Department of Cardiology, Zhongda Hospital, School of Medicine, Southeast University, Nanjing, China.
Eur J Heart Fail. 2024 Aug 21. doi: 10.1002/ejhf.3417.
Although the prevalence of heart failure (HF) increases markedly with advancing age, surprisingly little is known about HF in the very elderly. The aim of this study was to describe the clinical characteristics and outcomes of octogenarians with HF.
Individual participant meta-analysis of patients with HF and reduced, mildly reduced, and preserved ejection fraction (HFrEF, HFmrEF, and HFpEF, respectively) enrolled in eight large randomized trials. Overall, the proportion of octogenarians was 1518 of 20 168 patients (7.5%) with HFrEF, 610 of 4609 (13.2%) with HFmrEF, and 3130 of 15 354 (20.4%) with HFpEF. Regardless of HF phenotype, octogenarian patients were more often female and had more comorbidities, more symptoms and signs of congestion, and worse health status (but not quality of life), in comparison to patients aged <80 years. The incidence (per 100 person-years) of the composite of cardiovascular death or HF hospitalization was 13.3 (95% confidence interval [CI] 12.7-14.0) in octogenarians versus 9.5 (95% CI 9.3-9.7) in non-octogenarians (adjusted hazard ratio [aHR] 1.40, 95% CI 1.32-1.48). Each component of the composite was more frequent in octogenarians with rates of cardiovascular mortality of 7.0 (95% CI 6.5-7.4) per 100 person-years versus 4.9 (95% CI 4.8-5.1) in non-octogenarians (aHR 1.60, 95% CI 1.48-1.72, p < 0.001). Octogenarians received less evidence-based therapy, especially mineralocorticoid receptor antagonists, than younger patients.
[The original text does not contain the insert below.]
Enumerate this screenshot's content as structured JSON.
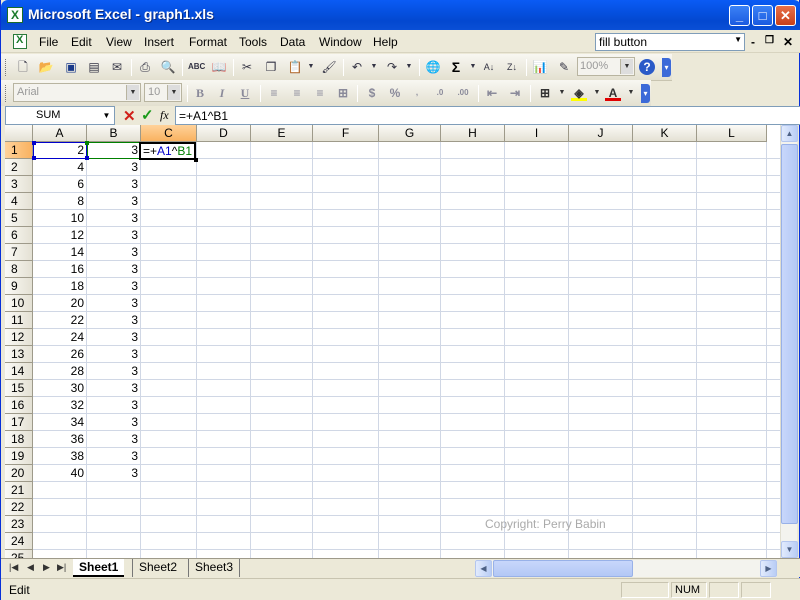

Despite worse health status and higher hospitalization and mortality rates, octogenarians were undertreated compared to younger patients.
尽管心力衰竭(HF)的患病率随年龄增长显著增加,但令人惊讶的是,对于高龄老年人的HF了解甚少。本研究的目的是描述八旬老人HF的临床特征和结局。
对纳入八项大型随机试验的射血分数降低、轻度降低和保留的HF患者(分别为HFrEF、HFmrEF和HFpEF)进行个体参与者荟萃分析。总体而言,在20168例HFrEF患者中,八旬老人占1518例(7.5%);在4609例HFmrEF患者中,八旬老人占610例(13.2%);在15354例HFpEF患者中,八旬老人占3130例(20.4%)。与年龄<80岁的患者相比,无论HF表型如何,八旬老人患者女性更多,合并症更多,充血症状和体征更多,健康状况更差(但生活质量不差)。八旬老人心血管死亡或HF住院综合发生率(每100人年)为13.3(95%置信区间[CI]12.7-14.0),而非八旬老人为9.5(95%CI 9.3-9.7)(调整后风险比[aHR]1.40,95%CI 1.32-1.48)。综合指标的每个组成部分在八旬老人中更常见,八旬老人心血管死亡率为每100人年7.0(95%CI 6.5-7.4),而非八旬老人为4.9(95%CI 4.8-5.1)(aHR 1.60,95%CI 1.48-1.72,p<0.001)。与年轻患者相比,八旬老人接受的循证治疗较少,尤其是盐皮质激素受体拮抗剂。
尽管八旬老人健康状况较差,住院率和死亡率较高,但与年轻患者相比,其治疗不足。